The paper introduces CoTEvol, a genetic evolutionary framework that treats Chain-of-Thought (CoT) generation as a population-based search over reasoning trajectories.
CoTEvol evolves candidate CoT trajectories using reflective global crossover at the trajectory level and uncertainty-guided local mutation at the step level, aiming for both holistic recombination and detailed refinement.
It uses lightweight, task-aware fitness functions to steer the evolutionary process toward reasoning that is both accurate and diverse.
Experiments on math tasks show over 30% improvement in successful correct-CoT synthesis, greater structural diversity, and better efficiency than prior distillation and self-synthesis methods.

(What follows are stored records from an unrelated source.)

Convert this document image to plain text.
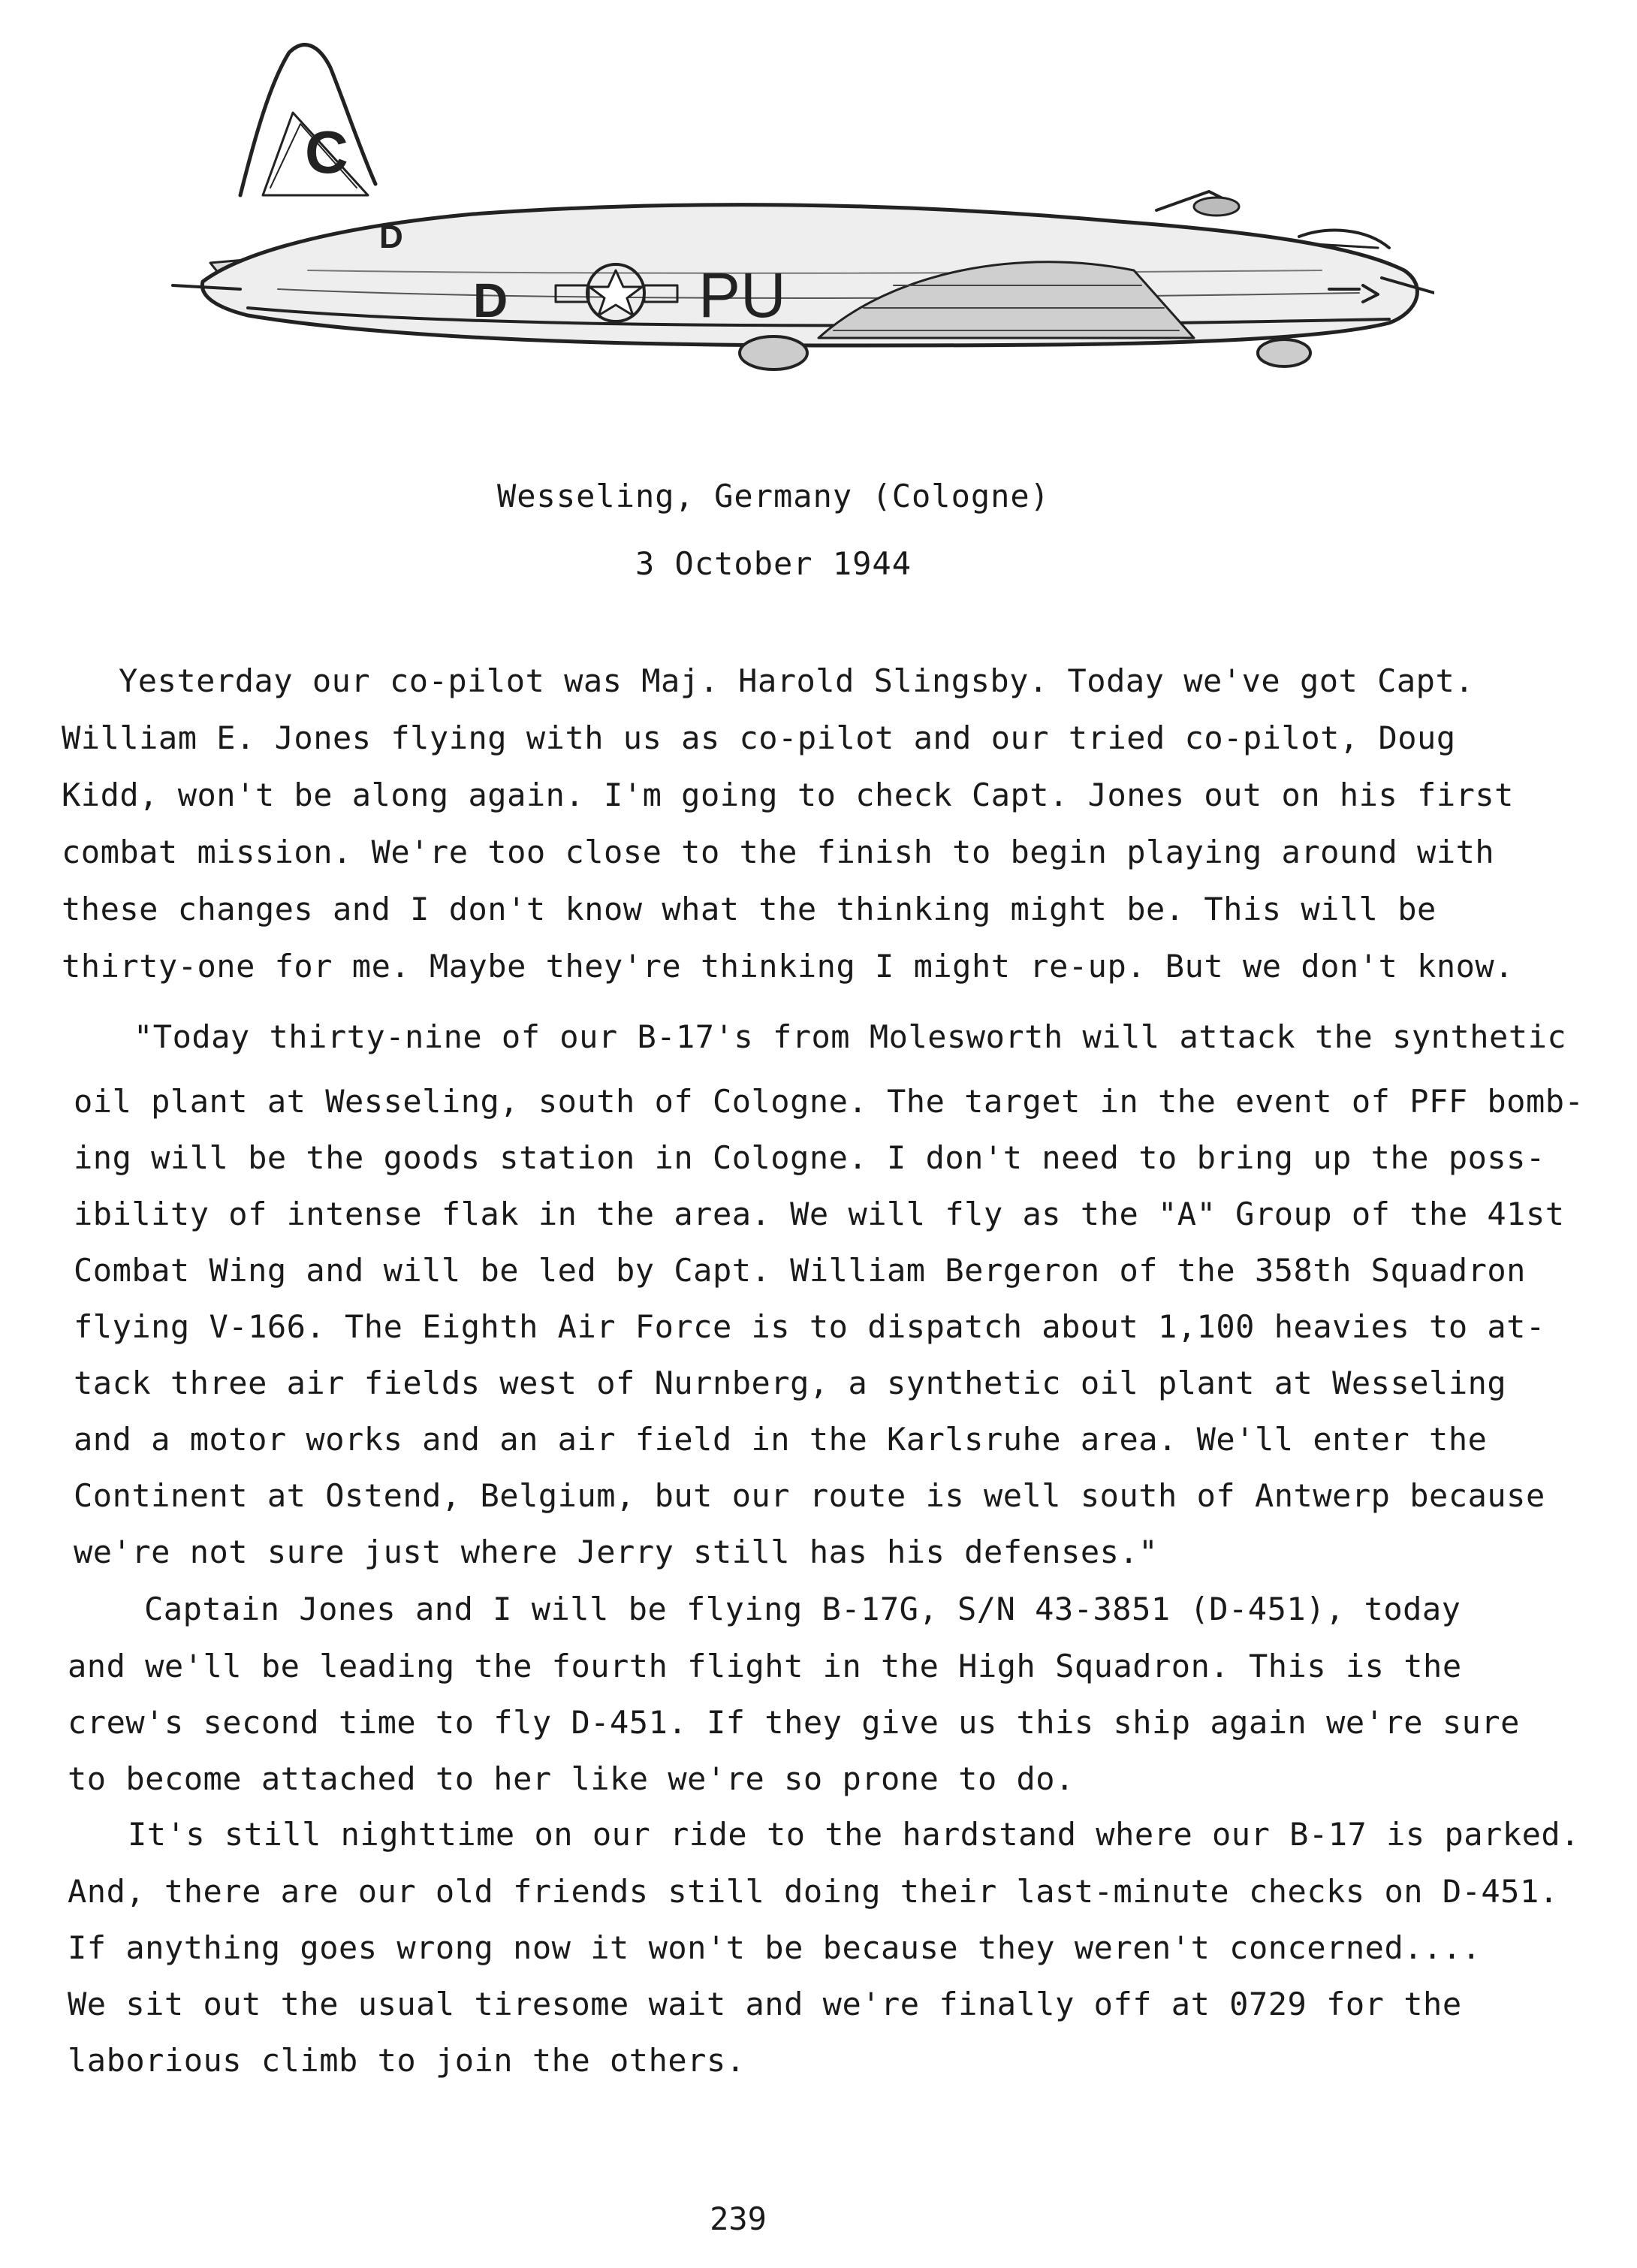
C
D
D	PU
Wesseling, Germany (Cologne)
3 October 1944
Yesterday our co-pilot was Maj. Harold Slingsby. Today we've got Capt.
William E. Jones flying with us as co-pilot and our tried co-pilot, Doug
Kidd, won't be along again. I'm going to check Capt. Jones out on his first
combat mission. We're too close to the finish to begin playing around with
these changes and I don't know what the thinking might be. This will be
thirty-one for me. Maybe they're thinking I might re-up. But we don't know.
"Today thirty-nine of our B-17's from Molesworth will attack the synthetic
oil plant at Wesseling, south of Cologne. The target in the event of PFF bomb-
ing will be the goods station in Cologne. I don't need to bring up the poss-
ibility of intense flak in the area. We will fly as the "A" Group of the 41st
Combat Wing and will be led by Capt. William Bergeron of the 358th Squadron
flying V-166. The Eighth Air Force is to dispatch about 1,100 heavies to at-
tack three air fields west of Nurnberg, a synthetic oil plant at Wesseling
and a motor works and an air field in the Karlsruhe area. We'll enter the
Continent at Ostend, Belgium, but our route is well south of Antwerp because
we're not sure just where Jerry still has his defenses."
Captain Jones and I will be flying B-17G, S/N 43-3851 (D-451), today
and we'll be leading the fourth flight in the High Squadron. This is the
crew's second time to fly D-451. If they give us this ship again we're sure
to become attached to her like we're so prone to do.
It's still nighttime on our ride to the hardstand where our B-17 is parked.
And, there are our old friends still doing their last-minute checks on D-451.
If anything goes wrong now it won't be because they weren't concerned....
We sit out the usual tiresome wait and we're finally off at 0729 for the
laborious climb to join the others.
239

LLMs trained on CoTEvol-generated evolutionary CoT data achieve an average 6.6% gain across eight math benchmarks, indicating the approach can scale to improve mathematical reasoning performance.

Abstract

Large Language Models (LLMs) exhibit strong mathematical reasoning when trained on high-quality Chain-of-Thought (CoT) that articulates intermediate steps, yet costly CoT curation hinders further progress. While existing remedies such as distillation from stronger LLMs and self-synthesis based on test-time search alleviate this issue, they often suffer from diminishing returns or high computing overhead.In this work, we propose CoTEvol, a genetic evolutionary framework that casts CoT generation as a population-based search over reasoning trajectories.Candidate trajectories are iteratively evolved through reflective global crossover at the trajectory level and local mutation guided by uncertainty at the step level, enabling holistic recombination and fine-grained refinement. Lightweight, task-aware fitness functions are designed to guide the evolutionary process toward accurate and diverse reasoning. Empirically, CoTEvol improves correct-CoT synthesis success by over 30% and enhances structural diversity, with markedly improved efficiency. LLMs trained on these evolutionary CoT data achieve an average gain of 6.6% across eight math benchmarks, outperforming previous distillation and self-synthesis approaches. These results underscore the promise of evolutionary CoT synthesis as a scalable and effective method for mathematical reasoning tasks.